“Chaos” in Middle Eastern Thought, Society, and History

AHA Session 95
Friday, January 8, 2016: 10:30 AM-12:00 PM
Crystal Ballroom A (Hilton Atlanta, First Floor)
Mohamad Tavakoli-Targhi, University of Toronto
The Audience

Session Abstract

In explaining the notion of 'chaos' in the context of the Middle East today, recourse is often made to the repercussions of state failure, such as civil war, infrastructural shortfalls, illegal human movements and displacements, the interruption of the quotidian, black market expansion, and the like. Through global consensus, the reassertion of state power, and the penetration of capitalist linkages, this chaos can be reversed, according to many commentators. Another popular use of the term is evident in sweeping observations of Middle Eastern society and life. From the uncoordinated street movements of the major metropolises to the unpredictable lag in bureaucratic response, it is thought that chaos permeates the social order, as opposed to the charming and eloquent orderliness of European and North American existence.

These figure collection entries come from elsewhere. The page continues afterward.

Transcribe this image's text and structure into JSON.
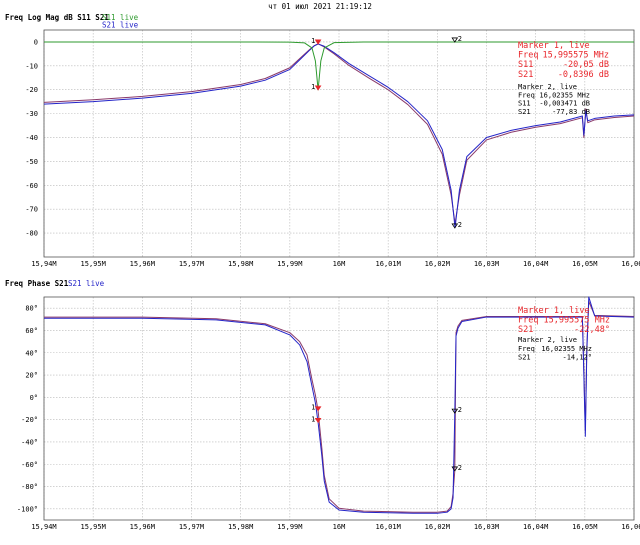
{
  "timestamp": "чт 01 июл 2021 21:19:12",
  "colors": {
    "s11": "#2e9a2e",
    "s21": "#2424c8",
    "s21_alt": "#8a3a6a",
    "marker": "#e8262b"
  },
  "chart_data": [
    {
      "type": "line",
      "title": "Freq Log Mag dB S11 S21",
      "legend": [
        {
          "name": "S11 live",
          "color": "#2e9a2e"
        },
        {
          "name": "S21 live",
          "color": "#2424c8"
        }
      ],
      "legend_position": "top-left",
      "xlabel": "",
      "ylabel": "",
      "x_unit": "MHz",
      "xlim": [
        15.94,
        16.06
      ],
      "ylim": [
        -90,
        5
      ],
      "x_ticks": [
        "15,94M",
        "15,95M",
        "15,96M",
        "15,97M",
        "15,98M",
        "15,99M",
        "16M",
        "16,01M",
        "16,02M",
        "16,03M",
        "16,04M",
        "16,05M",
        "16,06M"
      ],
      "y_ticks": [
        {
          "v": 0,
          "label": "0"
        },
        {
          "v": -10,
          "label": "-10"
        },
        {
          "v": -20,
          "label": "-20"
        },
        {
          "v": -30,
          "label": "-30"
        },
        {
          "v": -40,
          "label": "-40"
        },
        {
          "v": -50,
          "label": "-50"
        },
        {
          "v": -60,
          "label": "-60"
        },
        {
          "v": -70,
          "label": "-70"
        },
        {
          "v": -80,
          "label": "-80"
        }
      ],
      "grid": true,
      "series": [
        {
          "name": "S11 live",
          "color": "#2e9a2e",
          "x": [
            15.94,
            15.96,
            15.98,
            15.99,
            15.993,
            15.9945,
            15.9952,
            15.99575,
            15.9963,
            15.997,
            15.999,
            16.005,
            16.02,
            16.04,
            16.06
          ],
          "y": [
            0,
            0,
            0,
            -0.05,
            -0.4,
            -2.5,
            -8,
            -20.05,
            -8,
            -2.5,
            -0.3,
            0,
            0,
            0,
            0
          ]
        },
        {
          "name": "S21 live",
          "color": "#2424c8",
          "x": [
            15.94,
            15.95,
            15.96,
            15.97,
            15.98,
            15.985,
            15.99,
            15.992,
            15.994,
            15.995,
            15.99575,
            15.997,
            15.999,
            16.002,
            16.006,
            16.01,
            16.014,
            16.018,
            16.021,
            16.0228,
            16.0236,
            16.0245,
            16.026,
            16.03,
            16.035,
            16.04,
            16.045,
            16.0495,
            16.0498,
            16.0502,
            16.0506,
            16.052,
            16.056,
            16.06
          ],
          "y": [
            -26,
            -25,
            -23.5,
            -21.5,
            -18.5,
            -16,
            -11.5,
            -7.5,
            -3.5,
            -1.6,
            -0.84,
            -1.8,
            -4.5,
            -9,
            -14,
            -19,
            -25,
            -33,
            -45,
            -62,
            -77.8,
            -62,
            -48,
            -40,
            -37,
            -35,
            -33.5,
            -31,
            -39,
            -29,
            -33,
            -32,
            -31,
            -30.5
          ]
        },
        {
          "name": "S21 live",
          "color": "#8a3a6a",
          "x": [
            15.94,
            15.95,
            15.96,
            15.97,
            15.98,
            15.985,
            15.99,
            15.992,
            15.994,
            15.995,
            15.99575,
            15.997,
            15.999,
            16.002,
            16.006,
            16.01,
            16.014,
            16.018,
            16.021,
            16.0228,
            16.0236,
            16.0245,
            16.026,
            16.03,
            16.035,
            16.04,
            16.045,
            16.0495,
            16.0498,
            16.0502,
            16.0506,
            16.052,
            16.056,
            16.06
          ],
          "y": [
            -25.3,
            -24.2,
            -22.8,
            -20.8,
            -17.8,
            -15.3,
            -10.8,
            -7,
            -3.2,
            -1.5,
            -0.8,
            -2.1,
            -5,
            -9.8,
            -15,
            -20,
            -26.2,
            -34.5,
            -47,
            -64,
            -76,
            -64,
            -49.5,
            -41,
            -37.8,
            -35.7,
            -34.2,
            -31.7,
            -40,
            -28,
            -33.8,
            -32.6,
            -31.6,
            -31
          ]
        }
      ],
      "markers": [
        {
          "id": "1",
          "x": 15.99575,
          "y": -0.84,
          "label": "1"
        },
        {
          "id": "1",
          "x": 15.99575,
          "y": -20.05,
          "label": "1"
        },
        {
          "id": "2",
          "x": 16.02355,
          "y": -0.003471,
          "label": "2"
        },
        {
          "id": "2",
          "x": 16.02355,
          "y": -77.83,
          "label": "2"
        }
      ],
      "marker_boxes": [
        {
          "title": "Marker 1, live",
          "color": "#e8262b",
          "rows": [
            {
              "k": "Freq",
              "v": "15,995575 MHz"
            },
            {
              "k": "S11",
              "v": "-20,05 dB"
            },
            {
              "k": "S21",
              "v": "-0,8396 dB"
            }
          ]
        },
        {
          "title": "Marker 2, live",
          "color": "#000000",
          "rows": [
            {
              "k": "Freq",
              "v": "16,02355 MHz"
            },
            {
              "k": "S11",
              "v": "-0,003471 dB"
            },
            {
              "k": "S21",
              "v": "-77,83 dB"
            }
          ]
        }
      ]
    },
    {
      "type": "line",
      "title": "Freq Phase S21",
      "legend": [
        {
          "name": "S21 live",
          "color": "#2424c8"
        }
      ],
      "legend_position": "top-left",
      "xlabel": "",
      "ylabel": "",
      "x_unit": "MHz",
      "xlim": [
        15.94,
        16.06
      ],
      "ylim": [
        -110,
        90
      ],
      "x_ticks": [
        "15,94M",
        "15,95M",
        "15,96M",
        "15,97M",
        "15,98M",
        "15,99M",
        "16M",
        "16,01M",
        "16,02M",
        "16,03M",
        "16,04M",
        "16,05M",
        "16,06M"
      ],
      "y_ticks": [
        {
          "v": 80,
          "label": "80°"
        },
        {
          "v": 60,
          "label": "60°"
        },
        {
          "v": 40,
          "label": "40°"
        },
        {
          "v": 20,
          "label": "20°"
        },
        {
          "v": 0,
          "label": "0°"
        },
        {
          "v": -20,
          "label": "-20°"
        },
        {
          "v": -40,
          "label": "-40°"
        },
        {
          "v": -60,
          "label": "-60°"
        },
        {
          "v": -80,
          "label": "-80°"
        },
        {
          "v": -100,
          "label": "-100°"
        }
      ],
      "grid": true,
      "series": [
        {
          "name": "S21 live",
          "color": "#2424c8",
          "x": [
            15.94,
            15.96,
            15.975,
            15.985,
            15.99,
            15.992,
            15.9935,
            15.9945,
            15.9952,
            15.99575,
            15.9965,
            15.997,
            15.998,
            16,
            16.005,
            16.01,
            16.015,
            16.02,
            16.022,
            16.0228,
            16.0232,
            16.02355,
            16.0238,
            16.0242,
            16.025,
            16.03,
            16.04,
            16.0495,
            16.0498,
            16.0501,
            16.0504,
            16.0508,
            16.052,
            16.06
          ],
          "y": [
            71,
            71,
            69.5,
            65,
            56,
            47,
            32,
            10,
            -5,
            -22.48,
            -52,
            -75,
            -94,
            -101,
            -103,
            -103.5,
            -104,
            -104,
            -103,
            -100,
            -90,
            -14.12,
            55,
            62,
            68,
            72,
            72,
            72,
            20,
            -35,
            40,
            90,
            73,
            72
          ]
        },
        {
          "name": "S21 live",
          "color": "#8a3a6a",
          "x": [
            15.94,
            15.96,
            15.975,
            15.985,
            15.99,
            15.992,
            15.9935,
            15.9945,
            15.9952,
            15.99575,
            15.9965,
            15.997,
            15.998,
            16,
            16.005,
            16.01,
            16.015,
            16.02,
            16.022,
            16.0228,
            16.0232,
            16.02355,
            16.0238,
            16.0242,
            16.025,
            16.03,
            16.04,
            16.0495,
            16.0498,
            16.0501,
            16.0504,
            16.0508,
            16.052,
            16.06
          ],
          "y": [
            72,
            72,
            70.5,
            66,
            58,
            50,
            38,
            16,
            2,
            -12,
            -45,
            -70,
            -91,
            -99.5,
            -102,
            -102.5,
            -103,
            -103,
            -102,
            -98,
            -86,
            -66,
            58,
            64,
            69,
            72.5,
            72.5,
            72.5,
            25,
            -30,
            45,
            86,
            73.5,
            72.5
          ]
        }
      ],
      "markers": [
        {
          "id": "1",
          "x": 15.99575,
          "y": -12,
          "label": "1"
        },
        {
          "id": "1",
          "x": 15.99575,
          "y": -22.48,
          "label": "1"
        },
        {
          "id": "2",
          "x": 16.02355,
          "y": -14.12,
          "label": "2"
        },
        {
          "id": "2",
          "x": 16.02355,
          "y": -66,
          "label": "2"
        }
      ],
      "marker_boxes": [
        {
          "title": "Marker 1, live",
          "color": "#e8262b",
          "rows": [
            {
              "k": "Freq",
              "v": "15,995575 MHz"
            },
            {
              "k": "S21",
              "v": "-22,48°"
            }
          ]
        },
        {
          "title": "Marker 2, live",
          "color": "#000000",
          "rows": [
            {
              "k": "Freq",
              "v": "16,02355 MHz"
            },
            {
              "k": "S21",
              "v": "-14,12°"
            }
          ]
        }
      ]
    }
  ]
}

The purpose of this panel is to repudiate the normative monopolization of the notion of 'chaos' by exploring its subterranean life in the contexts of Middle Eastern thought, society and history. It envisions the potential for different methodologies to divulge the chaotic in unsuspecting domains of inquiry connected to the very experiential heart of Middle Eastern identity as exteriority. The papers are both topically and temporally diverse, reflecting the fluidity and diversity of the chaotic.

The first paper, "Chahar Khvan-i Tiknuluzhi: From Autonomous Mechanical Organism to Divine Instrument of the State," explores the connection between chaos, technology and Iranian demonology during the early-twentieth century. By analyzing technology under the shadow of a chaotic demonism, this exposition seeks to redefine the status of technology within this period as not being exclusively tied to the theory of modernization, scientific rationality, importation strategies, and utility, but rather as an integral site of demonic transformation. The second paper, "The Maniac, the Fatalist: Chaotic Emanations of Middle Eastern Thought," undertakes a creative mapping of “manic” and “fatalistic” trends in the recent evolution of Middle Eastern literature and philosophy, deciphering the particularized gestures of various authors from the region as they embark upon a little-known history of chaotic writing. The works of Nazim Hikmet, Mahmoud Darwish, Amal al-Jubouri, and Ahmad Shamlu provide insight into the outsider compulsion, the deceptive architecture of thought that one must build around one’s own self-image in order to transform into a deviant or threatening grain of sand. The third and final paper of the panel, "'Deviance' Wears Adidas: When Iran's Government Morality Meets PLWH (People Living With HIV/AIDS)," focuses on a select group of ordinary Iranian women in Tehran living with HIV whose stories relay crucial information not only on the medical, social, and public health interventions available, but also expose clashing values on spousal intimacy, femininity, and moreover, sexuality. Based on extensive ethnographic fieldwork, the paper examines the narratives of a unique group of women who illuminate the chaotic processes of negotiation as well as how to effectively manage desires of motherhood, respectability and health in an Islamic republic.